Алия глянула вниз на волков, которые заухмылялись, а я вскочила на ноги:
— Ну как хочешь. Скатерку я забираю, тебя и без меня деликатесами кормят. А в Школе еще дел невпроворот, да и Велий меня там с Сивкой заждались. Прощай, подруга. — Я поклонилась ей в ноги, хоть и рисковала сверзиться со скалы.
Луна еще и полнеба не перешла, когда мы в первый раз переругались. Самым простым было соорудить седло, потничек, войлочек. На это пошла разодранная Алиина одежда. На стремена пошли ременные пряжки, да и сами ремни пустили на подпруги. Алия скрежетала зубами, когда я ее ставила на четвереньки, примеряя сбрую, а волки только пучили глаза и беззвучно разевали пасти, тряся головами, словно не верили увиденному.

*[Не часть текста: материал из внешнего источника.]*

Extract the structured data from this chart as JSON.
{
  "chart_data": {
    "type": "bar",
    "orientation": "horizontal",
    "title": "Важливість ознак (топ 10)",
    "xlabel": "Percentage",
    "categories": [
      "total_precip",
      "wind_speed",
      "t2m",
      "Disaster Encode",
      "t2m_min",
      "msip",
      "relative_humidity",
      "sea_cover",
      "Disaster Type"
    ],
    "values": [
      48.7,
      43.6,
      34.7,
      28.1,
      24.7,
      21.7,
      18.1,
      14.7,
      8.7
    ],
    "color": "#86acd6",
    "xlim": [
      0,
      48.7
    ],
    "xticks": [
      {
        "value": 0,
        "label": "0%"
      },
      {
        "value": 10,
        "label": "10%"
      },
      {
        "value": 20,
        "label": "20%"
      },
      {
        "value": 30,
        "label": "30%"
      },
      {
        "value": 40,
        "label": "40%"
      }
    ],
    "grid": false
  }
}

— В Школе ославят! — с тоской выла подруга.
— Они все забудут, — увещевала ее я. — Перекинутся назад и забудут.
— Такое забудешь!
— Но не помнят же они, чьи у кого дети, — привела я самый весомый аргумент.
— Ага, — оскалилась Алия, — кому ж захочется добровольно петлю на шею одевать! Это ж мужики!
— Тебе так удобно? — Я попрыгала у нее на спине, подруга взвыла, когда камень воткнулся ей в колено. И в который раз помянула Серого, ради которого терпела мучения.